Por Bernardo Santoro, publicado no Instituto Liberal
Há algum tempo atrás escrevemos sobre a questão da politização da matriz energética brasileira, onde a matriz hidroelétrica perdeu a capacidade de armazenamento de água em longo prazo por pressão ambiental, a matriz nuclear não é usada por preconceito (mesmo com o Brasil dominando a técnica de enriquecimento do urânio e tendo a sexta reserva mundial do minério), e se investe maciçamente em energias limpas caras e de baixa eficiência.
Além disso, já denunciamos também o rígido controle estatal da produção de energia no país, através da ANEEL (Agência Nacional de Energia Elétrica) e do ONS (Operador Nacional do Sistema), fazendo com que todas as decisões relativas à produção de energia estejam atrelados ao Governo, mesmo com algum investimento privado no sistema.
Portanto, as digitais do Governo estão por toda a parte na gravíssima crise energética pela qual passa o país. Fechamento do mercado, subsídio de preços e falta de investimentos não poderiam resultar em outra coisa que não fosse essa catástrofe. A decisão da Presidente Dilma de reduzir artificialmente a conta de luz no ano retrasado estimulou o consumo desenfreado de um produto escasso, resultando no seu quase esgotamento, refletindo-se em um aumento gigantesco no início deste ano. A crise da energia é o estatismo brasileiro na sua glória, para alegria dos seus profetas petistas.
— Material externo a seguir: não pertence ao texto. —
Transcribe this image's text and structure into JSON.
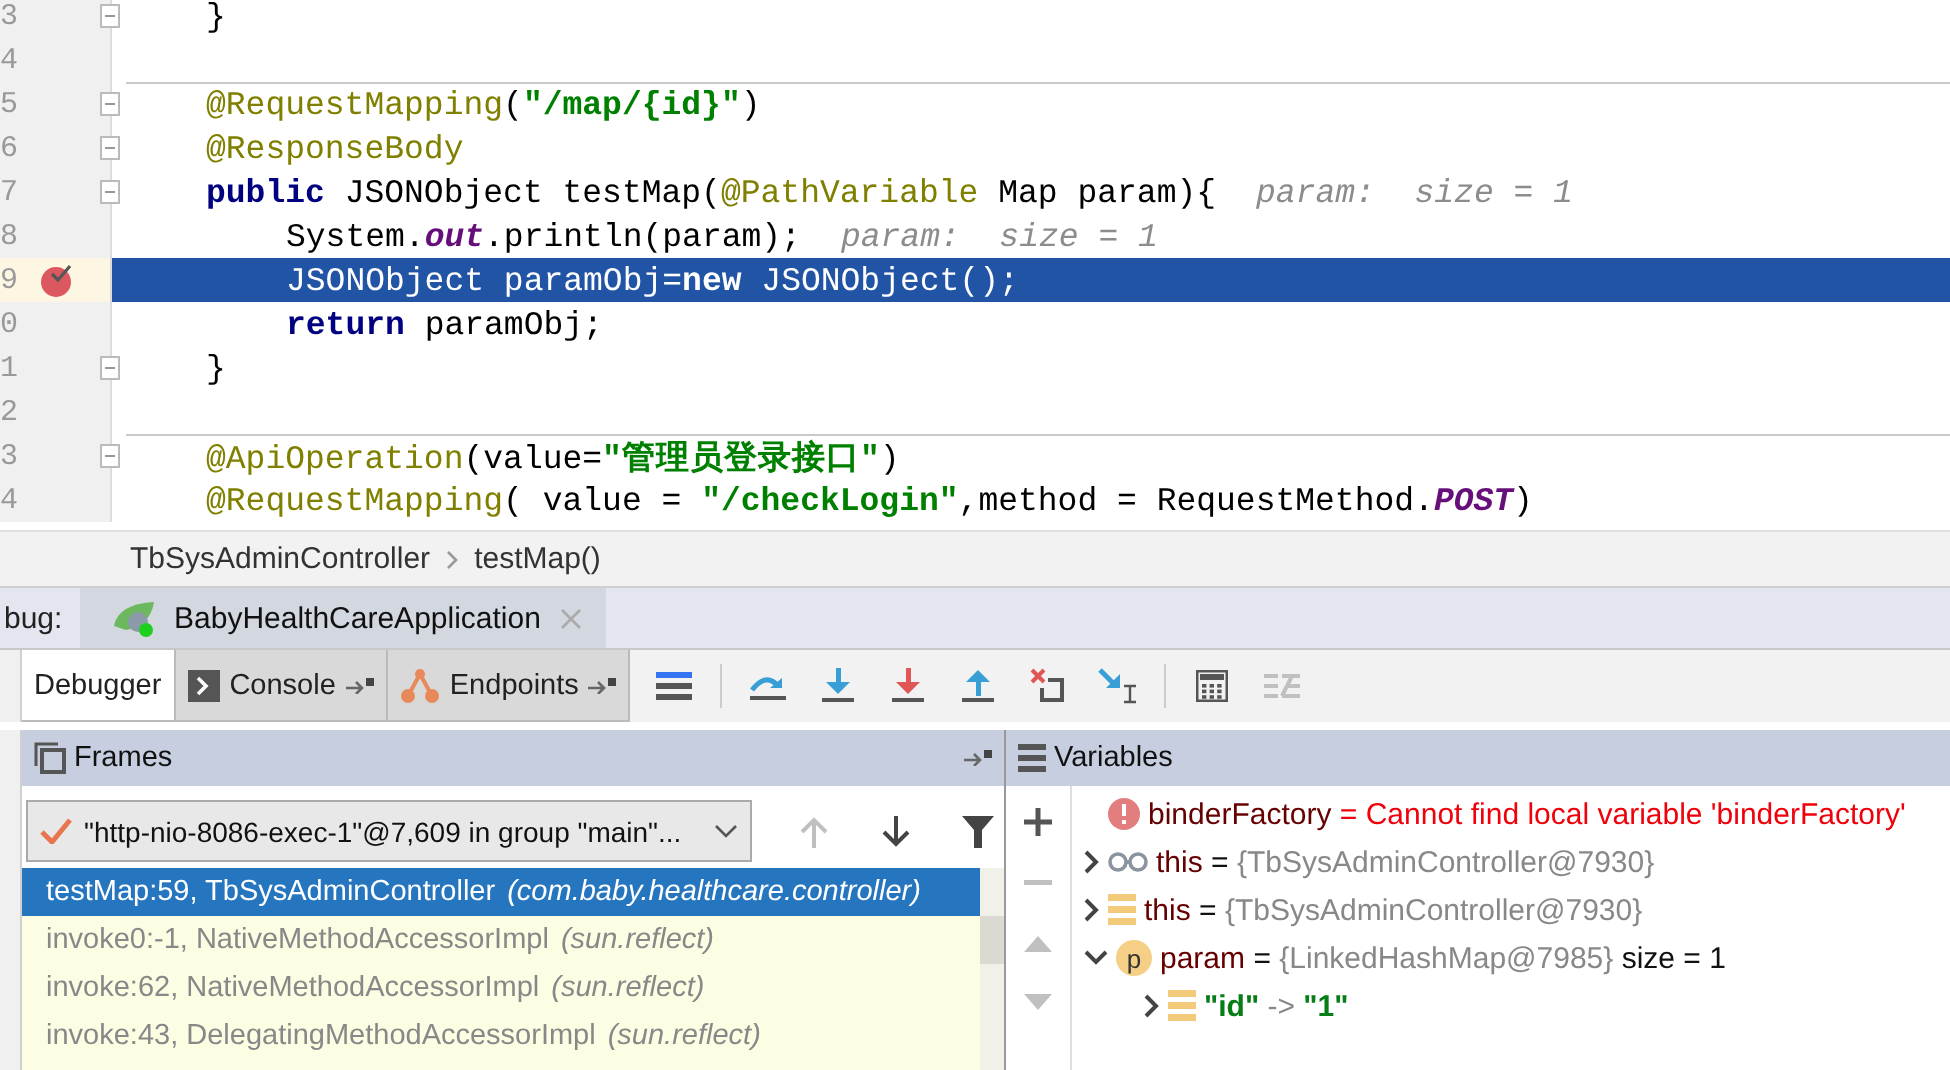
{
  "editor": {
    "lines": [
      {
        "number": "3",
        "fold_marker": true,
        "separator_above": false,
        "highlighted": false,
        "breakpoint": false,
        "tokens": [
          {
            "text": "}",
            "kind": "plain"
          }
        ]
      },
      {
        "number": "4",
        "fold_marker": false,
        "separator_above": false,
        "highlighted": false,
        "breakpoint": false
      },
      {
        "number": "5",
        "fold_marker": true,
        "separator_above": true,
        "highlighted": false,
        "breakpoint": false,
        "tokens": [
          {
            "text": "@RequestMapping",
            "kind": "annotation"
          },
          {
            "text": "(",
            "kind": "plain"
          },
          {
            "text": "\"/map/{id}\"",
            "kind": "string"
          },
          {
            "text": ")",
            "kind": "plain"
          }
        ]
      },
      {
        "number": "6",
        "fold_marker": true,
        "separator_above": false,
        "highlighted": false,
        "breakpoint": false,
        "tokens": [
          {
            "text": "@ResponseBody",
            "kind": "annotation"
          }
        ]
      },
      {
        "number": "7",
        "fold_marker": true,
        "separator_above": false,
        "highlighted": false,
        "breakpoint": false,
        "tokens": [
          {
            "text": "public",
            "kind": "keyword"
          },
          {
            "text": " JSONObject testMap(",
            "kind": "plain"
          },
          {
            "text": "@PathVariable",
            "kind": "annotation"
          },
          {
            "text": " Map param){",
            "kind": "plain"
          },
          {
            "text": "param:  size = 1",
            "kind": "hint"
          }
        ],
        "children": [
          {
            "number": "8",
            "fold_marker": false,
            "separator_above": false,
            "highlighted": false,
            "breakpoint": false,
            "tokens": [
              {
                "text": "System.",
                "kind": "plain"
              },
              {
                "text": "out",
                "kind": "field"
              },
              {
                "text": ".println(param);",
                "kind": "plain"
              },
              {
                "text": "param:  size = 1",
                "kind": "hint"
              }
            ]
          },
          {
            "number": "9",
            "fold_marker": false,
            "separator_above": false,
            "highlighted": true,
            "breakpoint": true,
            "tokens": [
              {
                "text": "JSONObject paramObj=",
                "kind": "plain"
              },
              {
                "text": "new",
                "kind": "keyword"
              },
              {
                "text": " JSONObject();",
                "kind": "plain"
              }
            ]
          },
          {
            "number": "0",
            "fold_marker": false,
            "separator_above": false,
            "highlighted": false,
            "breakpoint": false,
            "tokens": [
              {
                "text": "return",
                "kind": "keyword"
              },
              {
                "text": " paramObj;",
                "kind": "plain"
              }
            ]
          }
        ]
      },
      {
        "number": "1",
        "fold_marker": true,
        "separator_above": false,
        "highlighted": false,
        "breakpoint": false,
        "tokens": [
          {
            "text": "}",
            "kind": "plain"
          }
        ]
      },
      {
        "number": "2",
        "fold_marker": false,
        "separator_above": false,
        "highlighted": false,
        "breakpoint": false
      },
      {
        "number": "3",
        "fold_marker": true,
        "separator_above": true,
        "highlighted": false,
        "breakpoint": false,
        "tokens": [
          {
            "text": "@ApiOperation",
            "kind": "annotation"
          },
          {
            "text": "(value=",
            "kind": "plain"
          },
          {
            "text": "\"管理员登录接口\"",
            "kind": "string"
          },
          {
            "text": ")",
            "kind": "plain"
          }
        ]
      },
      {
        "number": "4",
        "fold_marker": false,
        "separator_above": false,
        "highlighted": false,
        "breakpoint": false,
        "tokens": [
          {
            "text": "@RequestMapping",
            "kind": "annotation"
          },
          {
            "text": "( value = ",
            "kind": "plain"
          },
          {
            "text": "\"/checkLogin\"",
            "kind": "string"
          },
          {
            "text": ",method = RequestMethod.",
            "kind": "plain"
          },
          {
            "text": "POST",
            "kind": "constant"
          },
          {
            "text": ")",
            "kind": "plain"
          }
        ]
      }
    ]
  },
  "breadcrumb": [
    "TbSysAdminController",
    "testMap()"
  ],
  "debug_bar": {
    "label": "bug:",
    "session_tab": "BabyHealthCareApplication"
  },
  "tool_tabs": [
    {
      "label": "Debugger",
      "selected": true,
      "pinnable": false
    },
    {
      "label": "Console",
      "selected": false,
      "pinnable": true
    },
    {
      "label": "Endpoints",
      "selected": false,
      "pinnable": true
    }
  ],
  "toolbar": [
    {
      "disabled": false
    },
    {
      "disabled": false
    },
    {
      "disabled": false
    },
    {
      "disabled": false
    },
    {
      "disabled": false
    },
    {
      "disabled": false
    },
    {
      "disabled": false
    },
    {
      "disabled": false
    },
    {
      "disabled": true
    }
  ],
  "frames": {
    "title": "Frames",
    "thread": "\"http-nio-8086-exec-1\"@7,609 in group \"main\"...",
    "nav": [
      {
        "disabled": true
      },
      {
        "disabled": false
      },
      {
        "disabled": false
      }
    ],
    "items": [
      {
        "method": "testMap:59, TbSysAdminController",
        "package": "(com.baby.healthcare.controller)",
        "selected": true
      },
      {
        "method": "invoke0:-1, NativeMethodAccessorImpl",
        "package": "(sun.reflect)",
        "selected": false
      },
      {
        "method": "invoke:62, NativeMethodAccessorImpl",
        "package": "(sun.reflect)",
        "selected": false
      },
      {
        "method": "invoke:43, DelegatingMethodAccessorImpl",
        "package": "(sun.reflect)",
        "selected": false
      }
    ]
  },
  "variables": {
    "title": "Variables",
    "tools": [
      {
        "disabled": false
      },
      {
        "disabled": true
      },
      {
        "disabled": true
      },
      {
        "disabled": true
      }
    ],
    "items": [
      {
        "kind": "error",
        "expandable": false,
        "name": "binderFactory",
        "separator": "=",
        "value": "Cannot find local variable 'binderFactory'"
      },
      {
        "kind": "watch",
        "expandable": true,
        "expanded": false,
        "name": "this",
        "separator": "=",
        "value": "{TbSysAdminController@7930}"
      },
      {
        "kind": "field",
        "expandable": true,
        "expanded": false,
        "name": "this",
        "separator": "=",
        "value": "{TbSysAdminController@7930}"
      },
      {
        "kind": "param",
        "expandable": true,
        "expanded": true,
        "badge": "p",
        "name": "param",
        "separator": "=",
        "value": "{LinkedHashMap@7985}",
        "extra": "size = 1",
        "children": [
          {
            "kind": "entry",
            "expandable": true,
            "expanded": false,
            "name": "\"id\"",
            "separator": "->",
            "value": "\"1\""
          }
        ]
      }
    ]
  }
}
O que sobra de estatismo, no entanto, falta em estadismo, especialmente no atual Governo. Vou usar a definição de estadismo, e seu principal operador, o estadista, a partir da visão de Aristóteles, que argumenta ser o estadista aquele líder político que lidera com sabedoria e busca exercer seu governo a partir de padrões éticos e visão de longo prazo. Se, para liberais, os estatistas são abjetos e avessos à sua doutrina, com os estadistas a desconfiança é quase tão grande quanto. Liberais acreditam em um Estado de Direito isonômico, mas que os processos de produção e distribuição de bens e serviços devem estar praticamente todos atrelados à iniciativa privada, entendendo esse Estado, e seu estadista ético e com visão de longo prazo, como males necessários.
Dentro dessa estrutura, o mínimo que se espera do Governo é que ele não minta acerca dos problemas sócio-econômicos enfrentados pela sociedade brasileira, mas não é isso o que aconteceu no caso da crise de energia. Ao longo de todo o ano passado, o que se ouvia dos candidatos ligados ao Governo, em especial da presidente Dilma, é que não havia o menor risco de ocorrer apagões. Mesmo após o apagão de ontem, onde empresas que repassam a energia declararam que foram obrigadas pelo ONS a cortar serviços, o Governo continuou negando que tivesse ocorrido problemas relacionados à falta de energia.
Uma atitude estadista, bem diferente da postura estatista do atual Governo, foi a tomada pelo ex-Presidente Fernando Henrique Cardoso, onde, com coragem, veio a público falar sobre a crise e apresentou um plano de redução do consumo, penalizando quem gastasse mais e bonificando quem gastasse menos, em um esforço nacional para ultrapassar os períodos difíceis enquanto os novos investimentos não surtiam efeito.
A atitude de Fernando Henrique não foi a ideal, pois o ideal seria a abertura de mercado, a desburocratização, a total liberdade de preços refletindo a escassez e a utilidade do serviço de energia e o desmonte das agências do setor, mas dentro de uma visão interventora, a diferença de padrão moral e política entre os dois governantes foi gigantesca.
Para o cidadão comum, preso na briga entre os estatistas e o estadistas, só resta lamentar o nível da falta de infraestrutura do país, que nos impede de produzir e montar uma economia mais próspera e justa. Ninguém mais investe e a fuga de capitais já é inegável. O último que sair apague a luz, se já não estivermos no escuro.